La requête a été communiquée au préfet du Rhône qui n'a pas produit d'observations.
M. C... A... a été admis au bénéfice de l'aide juridictionnelle totale par une décision du 29 décembre 2020.
Vu les autres pièces du dossier ;
Vu :
- la convention européenne de sauvegarde des droits de l'homme et des libertés fondamentales ;
- le code de l'entrée et du séjour des étrangers et du droit d'asile ;
- la loi n° 91-647 du 10 juillet 1991 ;
- le code de justice administrative ;
La présidente de la formation de jugement ayant dispensé la rapporteure publique, sur sa proposition, de prononcer des conclusions à l'audience ;
Les parties ayant été régulièrement averties du jour de l'audience ;
Après avoir entendu au cours de l'audience publique :
- le rapport de Mme Lesieux, premier conseiller,
- et les observations de Me Lulé, représentant M. C... A... ;
Considérant ce qui suit :
1. M. C... A..., ressortissant angolais né en 1982, est entré en France le 30 novembre 2014 selon ses déclarations.

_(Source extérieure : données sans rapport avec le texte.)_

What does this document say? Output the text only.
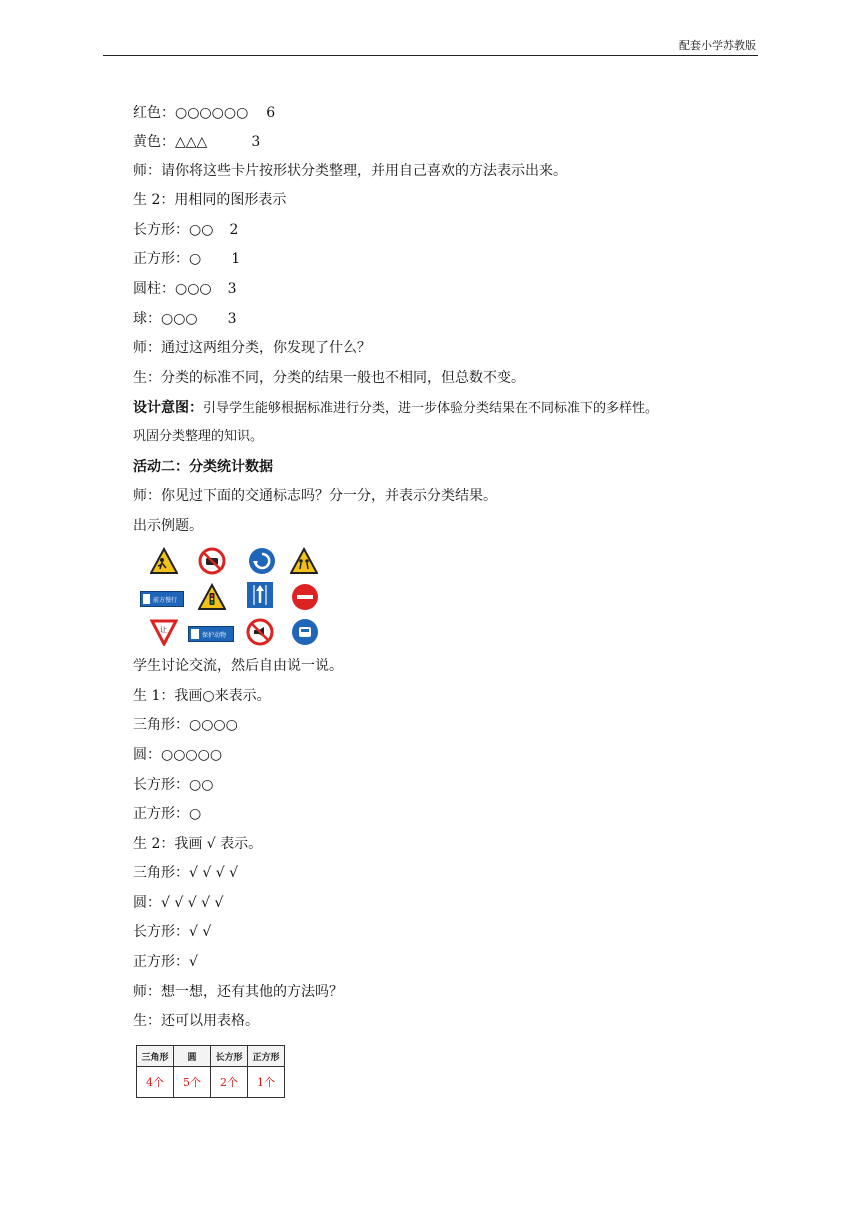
配套小学苏教版
红色：○○○○○○ 6
黄色：△△△	3
师：请你将这些卡片按形状分类整理，并用自己喜欢的方法表示出来。
生 2：用相同的图形表示
长方形：○○ 2
正方形：○ 1
圆柱：○○○ 3
球：○○○ 3
师：通过这两组分类，你发现了什么？
生：分类的标准不同，分类的结果一般也不相同，但总数不变。
设计意图：引导学生能够根据标准进行分类，进一步体验分类结果在不同标准下的多样性。
巩固分类整理的知识。
活动二：分类统计数据
师：你见过下面的交通标志吗？分一分，并表示分类结果。
出示例题。
前方慢行
让
保护动物
学生讨论交流，然后自由说一说。
生 1：我画○来表示。
三角形：○○○○
圆：○○○○○
长方形：○○
正方形：○
生 2：我画 √ 表示。
三角形：√ √ √ √
圆：√ √ √ √ √
长方形：√ √
正方形：√
师：想一想，还有其他的方法吗？
生：还可以用表格。
三角形	圆	长方形	正方形
4个	5个	2个	1个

Sa demande d'asile a été rejetée par une décision du 21 octobre 2015 du directeur général de l'Office français de protection des réfugiés et apatrides (OFPRA), confirmée par la Cour nationale du droit d'asile (CNDA) le 11 mai 2016. L'intéressé a néanmoins obtenu la délivrance d'un titre de séjour, renouvelé jusqu'au 17 février 2019, sur le fondement du 11° de l'article L. 313-11 du code de l'entrée et du séjour des étrangers et du droit d'asile alors en vigueur, en raison de son état de santé. Par un arrêté du 30 avril 2020, le préfet du Rhône lui en a refusé le renouvellement. Il a assorti cette décision d'une obligation de quitter le territoire français dans le délai de quatre-vingt-dix jours, prise sur le fondement des 3° et 6° du I de l'article L. 511-1 du code de l'entrée et du séjour des étrangers et du droit d'asile et a fixé le pays de destination. M. C... A... relève appel du jugement du 30 septembre 2020 par lequel le magistrat désigné du tribunal administratif de Lyon a rejeté sa demande tendant à l'annulation de ces décisions.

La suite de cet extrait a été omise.